Celestina
De Celestina, nadie sabía nada, pero de sus manos sí: el ágil movimiento de sus dedos; la fuerza de mortero de sus nudillos; el enrojecimiento intenso de sus pulgares; la suavidad de sus gastadas palmas. Es que la joven, todas las tardes preparaba panes, buñuelos, chipas y tortas en La Princesita, la pastelería de su padre.
Los vecinos del barrio se quedaban extasiados, mirando a través del vidrio de la panadería, esas manos que sin descanso espolvoreaban, mezclaban, amasaban, estiraban y daban forma a los bollos de harina, huevo y levadura.
Las manos de Celestina sobaban la masa, eliminaban los grumos, lograban la textura justa, el fermento perfecto. Luego, toda su obra se exponía en canastos y vitrinas y como arte callejero, desaparecía antes de la finalización del día.
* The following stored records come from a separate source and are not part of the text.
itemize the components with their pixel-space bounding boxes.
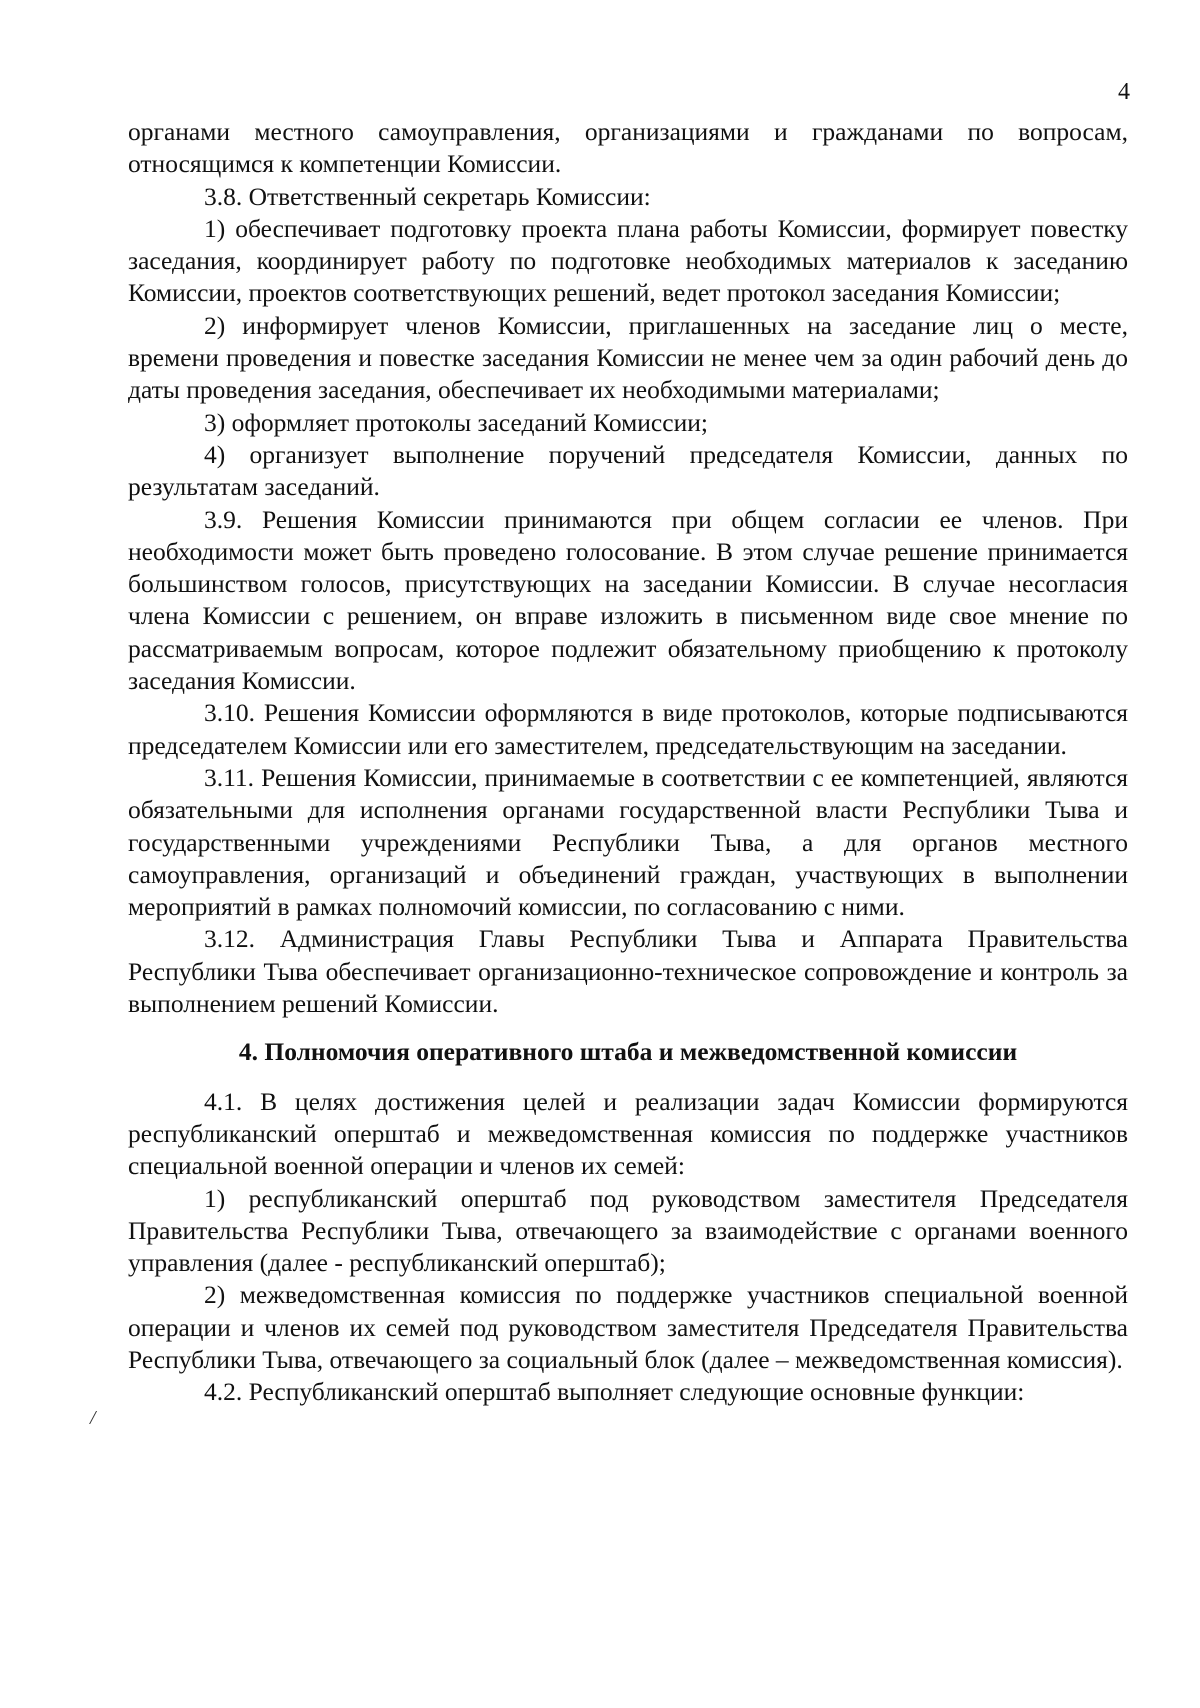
- paragraph-continuation: органами местного самоуправления, организациями и гражданами по вопросам, относящимся к компетенции Комиссии.: [128, 117, 1128, 179]
- paragraph-3-10: 3.10. Решения Комиссии оформляются в виде протоколов, которые подписываются председателем Комиссии или его заместителем, председательствующим на заседании.: [128, 698, 1128, 760]
- paragraph-4-1-item-2: 2) межведомственная комиссия по поддержке участников специальной военной операции и членов их семей под руководством заместителя Председателя Правительства Республики Тыва, отвечающего за социальный блок (далее – межведомственная комиссия).: [128, 1280, 1128, 1374]
- paragraph-3-11: 3.11. Решения Комиссии, принимаемые в соответствии с ее компетенцией, являются обязательными для исполнения органами государственной власти Республики Тыва и государственными учреждениями Республики Тыва, а для органов местного самоуправления, организаций и объединений граждан, участвующих в выполнении мероприятий в рамках полномочий комиссии, по согласованию с ними.: [128, 762, 1128, 922]
- paragraph-3-8-item-4: 4) организует выполнение поручений председателя Комиссии, данных по результатам заседаний.: [128, 439, 1128, 502]
- paragraph-4-1: 4.1. В целях достижения целей и реализации задач Комиссии формируются республиканский оперштаб и межведомственная комиссия по поддержке участников специальной военной операции и членов их семей:: [128, 1086, 1128, 1181]
- paragraph-4-1-item-1: 1) республиканский оперштаб под руководством заместителя Председателя Правительства Республики Тыва, отвечающего за взаимодействие с органами военного управления (далее - республиканский оперштаб);: [128, 1183, 1128, 1278]
- paragraph-4-2: 4.2. Республиканский оперштаб выполняет следующие основные функции:: [204, 1377, 1025, 1407]
- paragraph-3-12: 3.12. Администрация Главы Республики Тыва и Аппарата Правительства Республики Тыва обеспечивает организационно-техническое сопровождение и контроль за выполнением решений Комиссии.: [128, 924, 1128, 1019]
- paragraph-3-8-item-1: 1) обеспечивает подготовку проекта плана работы Комиссии, формирует повестку заседания, координирует работу по подготовке необходимых материалов к заседанию Комиссии, проектов соответствующих решений, ведет протокол заседания Комиссии;: [128, 213, 1128, 308]
- page-number: 4: [1118, 79, 1130, 105]
- margin-mark: /: [90, 1407, 96, 1429]
- paragraph-3-8: 3.8. Ответственный секретарь Комиссии:: [204, 181, 651, 211]
- paragraph-3-8-item-3: 3) оформляет протоколы заседаний Комиссии;: [204, 407, 708, 437]
- document-body: [128, 116, 1128, 1409]
- paragraph-3-9: 3.9. Решения Комиссии принимаются при общем согласии ее членов. При необходимости может быть проведено голосование. В этом случае решение принимается большинством голосов, присутствующих на заседании Комиссии. В случае несогласия члена Комиссии с решением, он вправе изложить в письменном виде свое мнение по рассматриваемым вопросам, которое подлежит обязательному приобщению к протоколу заседания Комиссии.: [128, 504, 1128, 696]
- section-heading-4: 4. Полномочия оперативного штаба и межведомственной комиссии: [238, 1037, 1018, 1067]
- paragraph-3-8-item-2: 2) информирует членов Комиссии, приглашенных на заседание лиц о месте, времени проведения и повестке заседания Комиссии не менее чем за один рабочий день до даты проведения заседания, обеспечивает их необходимыми материалами;: [128, 310, 1128, 405]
En su anonimato de trigo, centeno y mandioca, la panadera no recibía elogios ni preguntas. ¿Acaso alguien sabía su nombre? ¿Alguien se preguntó qué hacía cuando al anochecer partía con su padre, rumbo a su casa? ¿Alguien sabía que amaba la Ópera y que cuando era chiquita quería ser bailarina de ballet? ¡Pero si los vecinos ni se enteraron de que hasta cinco años antes la artista de los panes y bollos no era ella sino su madre! Tampoco se enteraron que Celestina no tuvo casi tiempo de escurrir sus lágrimas cuando su mamá murió y tuvo que reemplazarla casi de inmediato, porque el show del pan no se podía detener. Nadie la vio pasarse el delantal por los ojos cada vez que una lágrima amenazaba caer sobre la masa. Ni el sueño de terminar la escuela secundaria le había quedado. Le faltaba sólo un año para concluir el Bachillerato, con unas calificaciones que habían enorgullecido a su familia, hasta que tuvo que cambiar lo libros por la harina y la levadura. Ella aprendió, de todos modos, a ser feliz con el aroma del agua de azar en los panes de Navidad, con el amarillo de la crema pastelera sobre las roscas de Pascuas, el sonido del hojaldre de las tortas de cumpleaños.
Los vecinos se enteraron quién era Celestina cuando La Princesita cerró sus puertas durante diez días, por "motivos particulares".
Alguien había mirado el rostro de la panadera y se había enamorado de sus ojos verdes, su sonrisa traviesa, los hoyuelos de sus mejillas, el lunar que lucía sobre el labio superior. Alguien descubrió que ella lagrimeaba cada vez que escuchaba Va Pensiero porque su madre amaba a Verdi, que todos los domingos les leía cuentos a los ancianos del Asilo, que podía enojarse hasta el insulto cada vez que veía un perro maltratado, que sus almuerzos no incluían el pan, que detestaba el sabor de las tortas fritas y moría por un chocolate con cada película romántica. Ese alguien se acercó un día a Celestina y le dijo: "te miro desde hace mucho tiempo y no me atrevo a preguntar tu nombre".
Hizo falta que la pastelería anunciara que cerraba por diez días por la boda de Celestina, para que los vecinos se fijaran en el rostro de la artista del pan.